After the training session, I passed on what I had learnt to other educators in staff meetings and was able to give demonstrations once we received our resources. I also invited colleagues to watch some of the group sessions I had with the children so that they could observe how the children responded to the resources, which gave them a better understanding on how they could incorporate robotics into their classrooms. Like myself, they had a great time doing some hands-on experimenting with coding.

Makerspace is hot at the moment, does your centre have a Makerspace area? If not, are there any plans to introduce one within your centre?

We currently do not have a Makerspace area but are very interested in introducing one. We have explored similar concepts to those used in a Makerspace and the experiences have been very positive. We will look into how we can create such a space, a real hub of discovery and creativity that gives children the opportunity to explore engineering concepts by experimenting and creating with recycled materials and old electrical gadgets, using basic tools to ‘take apart’ technology and explore internal components.

Do you use LEGO in your centre?

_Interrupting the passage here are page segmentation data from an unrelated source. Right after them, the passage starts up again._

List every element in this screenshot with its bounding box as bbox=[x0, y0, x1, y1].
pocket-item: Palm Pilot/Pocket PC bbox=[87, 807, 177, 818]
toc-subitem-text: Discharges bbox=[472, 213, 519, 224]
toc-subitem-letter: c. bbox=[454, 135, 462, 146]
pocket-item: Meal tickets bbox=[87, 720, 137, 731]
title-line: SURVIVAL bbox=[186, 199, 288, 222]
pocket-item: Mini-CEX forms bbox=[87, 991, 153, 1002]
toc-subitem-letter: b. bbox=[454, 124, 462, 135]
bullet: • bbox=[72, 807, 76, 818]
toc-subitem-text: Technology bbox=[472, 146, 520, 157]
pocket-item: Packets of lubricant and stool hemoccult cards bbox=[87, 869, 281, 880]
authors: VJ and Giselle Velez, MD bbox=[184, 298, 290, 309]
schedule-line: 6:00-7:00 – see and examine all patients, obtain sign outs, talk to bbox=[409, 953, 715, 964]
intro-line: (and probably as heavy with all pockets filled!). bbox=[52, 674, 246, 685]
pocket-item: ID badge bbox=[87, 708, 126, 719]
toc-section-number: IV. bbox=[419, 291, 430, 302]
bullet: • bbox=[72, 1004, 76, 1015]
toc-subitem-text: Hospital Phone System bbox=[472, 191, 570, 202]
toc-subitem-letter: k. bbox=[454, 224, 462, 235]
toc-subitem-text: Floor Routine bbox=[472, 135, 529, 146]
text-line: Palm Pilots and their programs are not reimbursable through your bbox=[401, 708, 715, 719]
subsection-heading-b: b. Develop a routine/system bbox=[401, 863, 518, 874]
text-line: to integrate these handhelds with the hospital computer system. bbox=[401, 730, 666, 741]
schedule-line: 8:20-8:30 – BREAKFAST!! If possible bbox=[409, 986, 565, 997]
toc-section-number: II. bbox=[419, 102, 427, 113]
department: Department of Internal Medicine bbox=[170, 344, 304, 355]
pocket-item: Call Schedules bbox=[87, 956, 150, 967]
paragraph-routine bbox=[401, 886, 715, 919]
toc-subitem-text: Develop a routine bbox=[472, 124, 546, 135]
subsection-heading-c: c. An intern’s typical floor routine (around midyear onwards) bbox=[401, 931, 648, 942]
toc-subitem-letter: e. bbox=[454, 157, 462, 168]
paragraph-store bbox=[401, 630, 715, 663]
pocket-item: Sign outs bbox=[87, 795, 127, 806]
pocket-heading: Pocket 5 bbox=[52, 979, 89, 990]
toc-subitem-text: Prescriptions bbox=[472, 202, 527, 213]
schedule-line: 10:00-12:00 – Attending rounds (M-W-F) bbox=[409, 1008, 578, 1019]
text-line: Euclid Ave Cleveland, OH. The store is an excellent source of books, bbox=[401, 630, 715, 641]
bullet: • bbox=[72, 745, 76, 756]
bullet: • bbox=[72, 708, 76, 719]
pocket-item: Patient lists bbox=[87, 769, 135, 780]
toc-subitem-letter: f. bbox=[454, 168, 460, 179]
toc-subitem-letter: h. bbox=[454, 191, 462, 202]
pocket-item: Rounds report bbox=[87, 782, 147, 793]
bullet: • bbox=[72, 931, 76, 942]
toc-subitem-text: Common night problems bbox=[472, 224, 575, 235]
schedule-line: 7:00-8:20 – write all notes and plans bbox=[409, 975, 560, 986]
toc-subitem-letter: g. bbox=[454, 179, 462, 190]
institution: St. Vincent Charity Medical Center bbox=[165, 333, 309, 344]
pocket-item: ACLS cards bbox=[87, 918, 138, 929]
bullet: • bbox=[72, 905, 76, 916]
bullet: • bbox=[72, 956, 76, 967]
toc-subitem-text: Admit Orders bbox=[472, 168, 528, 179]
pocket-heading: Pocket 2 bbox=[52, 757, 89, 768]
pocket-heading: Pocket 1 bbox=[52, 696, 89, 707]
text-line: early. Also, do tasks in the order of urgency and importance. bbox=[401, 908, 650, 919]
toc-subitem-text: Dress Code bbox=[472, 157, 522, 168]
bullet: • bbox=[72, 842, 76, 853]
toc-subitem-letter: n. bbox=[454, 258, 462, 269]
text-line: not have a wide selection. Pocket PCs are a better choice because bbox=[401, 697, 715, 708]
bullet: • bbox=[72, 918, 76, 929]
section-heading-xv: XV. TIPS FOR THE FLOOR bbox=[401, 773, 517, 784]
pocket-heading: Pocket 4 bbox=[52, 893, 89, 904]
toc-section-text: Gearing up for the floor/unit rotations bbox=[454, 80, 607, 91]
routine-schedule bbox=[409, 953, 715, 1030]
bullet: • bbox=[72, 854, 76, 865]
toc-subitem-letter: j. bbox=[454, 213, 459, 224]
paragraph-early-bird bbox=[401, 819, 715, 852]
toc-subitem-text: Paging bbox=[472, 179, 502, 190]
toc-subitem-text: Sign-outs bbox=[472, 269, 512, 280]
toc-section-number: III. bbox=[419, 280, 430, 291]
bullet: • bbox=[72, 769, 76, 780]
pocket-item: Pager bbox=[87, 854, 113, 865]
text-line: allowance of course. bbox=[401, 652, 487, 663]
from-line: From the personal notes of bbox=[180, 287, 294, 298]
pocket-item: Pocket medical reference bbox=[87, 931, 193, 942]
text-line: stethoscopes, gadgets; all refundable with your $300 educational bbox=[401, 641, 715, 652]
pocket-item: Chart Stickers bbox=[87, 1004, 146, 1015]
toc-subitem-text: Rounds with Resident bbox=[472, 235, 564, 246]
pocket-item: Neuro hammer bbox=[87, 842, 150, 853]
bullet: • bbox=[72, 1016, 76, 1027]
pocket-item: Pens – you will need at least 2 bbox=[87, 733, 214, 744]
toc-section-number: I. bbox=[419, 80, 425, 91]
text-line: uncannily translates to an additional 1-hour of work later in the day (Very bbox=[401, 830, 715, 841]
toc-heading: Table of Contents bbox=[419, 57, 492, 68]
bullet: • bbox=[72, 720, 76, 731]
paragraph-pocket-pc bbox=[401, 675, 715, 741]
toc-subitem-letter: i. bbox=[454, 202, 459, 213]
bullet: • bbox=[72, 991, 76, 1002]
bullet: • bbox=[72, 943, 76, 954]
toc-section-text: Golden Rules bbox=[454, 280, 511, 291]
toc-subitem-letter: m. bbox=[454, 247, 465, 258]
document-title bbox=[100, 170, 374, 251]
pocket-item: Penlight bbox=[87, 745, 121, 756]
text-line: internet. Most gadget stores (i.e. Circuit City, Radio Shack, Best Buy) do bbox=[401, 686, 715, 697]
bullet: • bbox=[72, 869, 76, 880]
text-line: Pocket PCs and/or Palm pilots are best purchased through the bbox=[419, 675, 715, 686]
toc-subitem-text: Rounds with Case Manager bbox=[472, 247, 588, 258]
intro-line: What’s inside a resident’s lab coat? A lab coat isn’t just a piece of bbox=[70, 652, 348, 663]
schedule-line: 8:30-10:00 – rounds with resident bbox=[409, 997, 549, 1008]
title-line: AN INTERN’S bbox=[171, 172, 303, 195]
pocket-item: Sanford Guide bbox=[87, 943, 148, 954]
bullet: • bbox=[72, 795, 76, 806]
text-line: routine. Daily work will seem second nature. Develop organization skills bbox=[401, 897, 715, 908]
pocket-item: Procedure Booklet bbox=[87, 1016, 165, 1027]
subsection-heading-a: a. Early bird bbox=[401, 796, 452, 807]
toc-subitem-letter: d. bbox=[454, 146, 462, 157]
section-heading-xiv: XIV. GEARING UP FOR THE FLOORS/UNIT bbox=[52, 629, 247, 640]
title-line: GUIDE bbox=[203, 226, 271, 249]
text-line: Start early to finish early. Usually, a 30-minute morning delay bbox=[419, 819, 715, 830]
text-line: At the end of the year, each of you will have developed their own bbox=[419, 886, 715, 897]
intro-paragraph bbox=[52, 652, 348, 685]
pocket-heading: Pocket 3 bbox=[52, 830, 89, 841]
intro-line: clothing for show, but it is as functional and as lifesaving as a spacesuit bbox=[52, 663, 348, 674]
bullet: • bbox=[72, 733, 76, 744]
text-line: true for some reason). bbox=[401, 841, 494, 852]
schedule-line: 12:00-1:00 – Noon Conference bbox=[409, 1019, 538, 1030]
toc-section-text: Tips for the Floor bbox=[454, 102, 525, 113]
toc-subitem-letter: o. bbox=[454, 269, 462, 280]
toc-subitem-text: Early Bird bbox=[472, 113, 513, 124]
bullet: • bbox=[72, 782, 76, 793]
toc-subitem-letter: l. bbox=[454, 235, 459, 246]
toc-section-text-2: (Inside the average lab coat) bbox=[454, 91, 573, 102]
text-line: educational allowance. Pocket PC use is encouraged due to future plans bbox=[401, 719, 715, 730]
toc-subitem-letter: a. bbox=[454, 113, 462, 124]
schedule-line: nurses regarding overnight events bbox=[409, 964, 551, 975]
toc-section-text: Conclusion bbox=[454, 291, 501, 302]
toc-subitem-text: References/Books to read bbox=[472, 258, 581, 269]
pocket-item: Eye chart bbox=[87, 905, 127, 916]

If so, how do you use it?

We do use LEGO in our centre. The children use the different sized bricks to build, create and problem solve. They are very creative in the structures that they build, and it is a great method for exploring mathematical concepts such as positioning in space and cause and effect, and for learning about structures and simple engineering. We also use LEGO to explore size, colour and shape, and for counting, hypothesising and lateral thinking. It’s a fantastic tool for increasing attention span and focus and supporting fine motor development in an engaging, creative way.